What I DO know is giving up my health and everything else was not working for me. This introduced me to fitness. I would be in the gym every single day and I began to fell in love with the way I felt afterwards. I felt energized..and new... and extremely happy! I started learning more about the human body..and my human body. The human body is by far one of the most interesting things on Earth. The more I learn about the thermoenergetics, and how the body works, and how it breaks down food, and how it changes and transforms I became more and more interested. Not to mention I just love helping people. Working as a personal trainer I get to first hand witness my clients seeing their very own change. It is an amazing feeling to know how grateful they are to work hard and to see themselves getting one step closer to their fitness goals. The changes in their diet and exercise are making them happier.. and less stressed and feeling better. NOW this.. makes me so damn happy. Inspiring them brings an entirely different kind of joy and warmth to my soul. Seriously.
And if you know me at all, you KNOW I don't believe in working a job that you don't love. I absolutely love my job. I am even more grateful that I can say that. After all the original goal was to inspire people anyway. I just want to motivate people to do WHATEVER it is that they want to do.. no matter what! Fitness allows me to do just that. I am changing lives here and I couldn't ask for anything more. I wouldn't change my job for the world. In a sense I should be thanking fashion. It has introduced me to fitness and now I am in love.
So here I am. And I must admit I have never been so nervous and anxious to share with the world how I feel. For a while.. I was feeling like a failure. Like damn, I haven't been doing fashion in a while. I've been missing fashion week after fashion week. But things are changing. My life is changing and for the first time in my ENTIRE life .. I can say that I am truly happy.

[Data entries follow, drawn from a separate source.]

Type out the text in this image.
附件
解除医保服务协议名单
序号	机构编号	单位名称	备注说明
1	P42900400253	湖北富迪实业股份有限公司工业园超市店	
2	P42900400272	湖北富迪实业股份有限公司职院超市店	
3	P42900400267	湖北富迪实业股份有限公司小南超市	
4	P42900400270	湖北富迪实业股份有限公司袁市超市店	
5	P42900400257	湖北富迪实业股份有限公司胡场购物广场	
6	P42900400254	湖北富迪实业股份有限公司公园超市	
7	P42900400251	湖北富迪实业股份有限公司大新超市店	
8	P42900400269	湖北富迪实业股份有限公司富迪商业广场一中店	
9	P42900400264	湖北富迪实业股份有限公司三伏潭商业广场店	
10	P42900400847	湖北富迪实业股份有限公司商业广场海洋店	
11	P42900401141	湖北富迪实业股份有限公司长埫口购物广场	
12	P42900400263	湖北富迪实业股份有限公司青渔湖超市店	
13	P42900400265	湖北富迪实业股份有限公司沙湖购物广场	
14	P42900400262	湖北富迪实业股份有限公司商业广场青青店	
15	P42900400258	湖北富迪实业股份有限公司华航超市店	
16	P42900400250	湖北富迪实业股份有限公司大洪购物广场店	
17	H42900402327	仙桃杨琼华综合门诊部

There you have it. Fitness modeling is my NEXT goal. And since I've been into fitness I have never felt more confident, strong, and powerful in my entire time. Every day I am discovering new things about myself.. about my mind, my body, and my soul. I feel elevated. Rebirthed, if you will. I can feel myself growing into something greater. Everyday.. I just fall more and more in love with who I am becoming.
As for Paris, I WILL BE BACK. and I will see the Eiffel Tower.
Thank you for all of your support. I appreciate it all. I love y'all.